Jean Van Hamme, the architect of Thorgal’s journey, understood that. His stories were never about glory—they were about survival, about the weight of choice, about the price of walking one’s own path. And Grzegorz Rosiński, whose brush brought it all to life, captured archery in a way few artists ever could. The bowstrings in Thorgal hummed with tension you could almost feel, the arrows were not just lines on a page but extensions of a moment, a decision made and released into the air. And though neither of them were archers themselves, they understood the soul of the craft in a way that only true storytellers can.
It’s strange how stories plant seeds in us that don’t bloom until much later. For years, the bow remained just an image in my mind, something tied to Thorgal, to the pages of my youth. I didn’t realise this until much later, when I held a real bow in my hands, feeling the weight of the wood and the string yielding to my fingers. The repetitive process of stretching, of holding still, of feeling the balance between tension and relaxation – there was something familiar in it, like a memory of doing things I had never really experienced.

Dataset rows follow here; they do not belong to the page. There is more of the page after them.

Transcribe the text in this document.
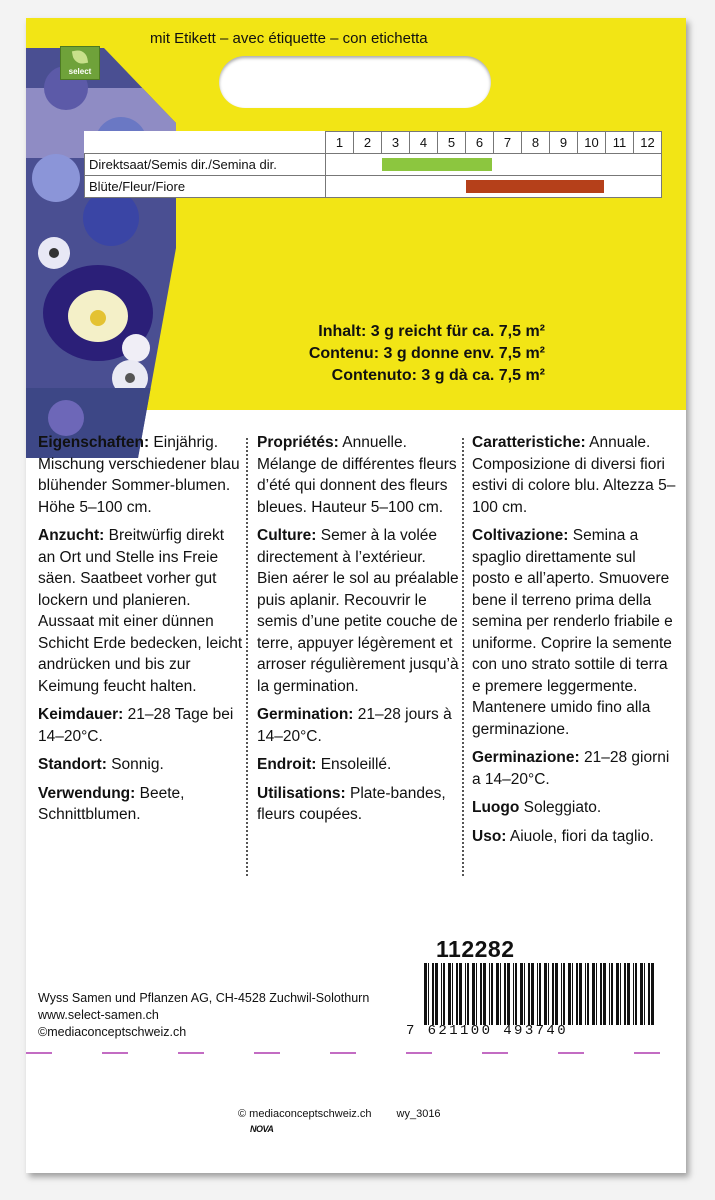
mit Etikett – avec étiquette – con etichetta
select
	1	2	3	4	5	6	7	8	9	10	11	12
Direktsaat/Semis dir./Semina dir.												

Blüte/Fleur/Fiore												
Inhalt: 3 g reicht für ca. 7,5 m²
Contenu: 3 g donne env. 7,5 m²
Contenuto: 3 g dà ca. 7,5 m²

Eigenschaften: Einjährig. Mischung verschiedener blau blühender Sommer-blumen. Höhe 5–100 cm.

Anzucht: Breitwürfig direkt an Ort und Stelle ins Freie säen. Saatbeet vorher gut lockern und planieren. Aussaat mit einer dünnen Schicht Erde bedecken, leicht andrücken und bis zur Keimung feucht halten.

Keimdauer: 21–28 Tage bei 14–20°C.

Standort: Sonnig.

Verwendung: Beete, Schnittblumen.

Propriétés: Annuelle. Mélange de différentes fleurs d’été qui donnent des fleurs bleues. Hauteur 5–100 cm.

Culture: Semer à la volée directement à l’extérieur. Bien aérer le sol au préalable puis aplanir. Recouvrir le semis d’une petite couche de terre, appuyer légèrement et arroser régulièrement jusqu’à la germination.

Germination: 21–28 jours à 14–20°C.

Endroit: Ensoleillé.

Utilisations: Plate-bandes, fleurs coupées.

Caratteristiche: Annuale. Composizione di diversi fiori estivi di colore blu. Altezza 5–100 cm.

Coltivazione: Semina a spaglio direttamente sul posto e all’aperto. Smuovere bene il terreno prima della semina per renderlo friabile e uniforme. Coprire la semente con uno strato sottile di terra e premere leggermente. Mantenere umido fino alla germinazione.

Germinazione: 21–28 giorni a 14–20°C.

Luogo Soleggiato.

Uso: Aiuole, fiori da taglio.

112282
7 621100 493740
Wyss Samen und Pflanzen AG, CH-4528 Zuchwil-Solothurn
www.select-samen.ch
©mediaconceptschweiz.ch
© mediaconceptschweiz.ch wy_3016
NOVA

Archery is not a sport of force. It is not about domination. It is about control, about knowing yourself well enough to steady your breath, about understanding that every shot carries a part of you with it. It is the weight of the moment before release, the acceptance that once the arrow flies, there is no calling it back. It is possible that it was for this reason Thorgal, when wielding his bow, did not regard it solely as a weapon of war, but above all as an important link to something more profound. A mark that even in a world plunged into violence, there was still room for precision, restraint and choice.
I never thought, back when I was just a boy trading away forgettable trinkets for a dog-eared comic book, that I would one day stand on a range, bow in hand, feeling that same quiet focus that I had once only read about. But that’s the thing about stories. They don’t just entertain us—they shape us, linger in the back of our minds, waiting for the right moment to take root.
The bow, once just an extension of Thorgal’s hand, became an extension of mine. And though my shots will never carry the same weight as his, though I will never stand in a tournament to win back my freedom, I still feel that moment of quiet, that breath before the string snaps forward, the arrow flying straight and true. And in that instant, I am no longer just a reader flipping through pages of an old comic. I am something more.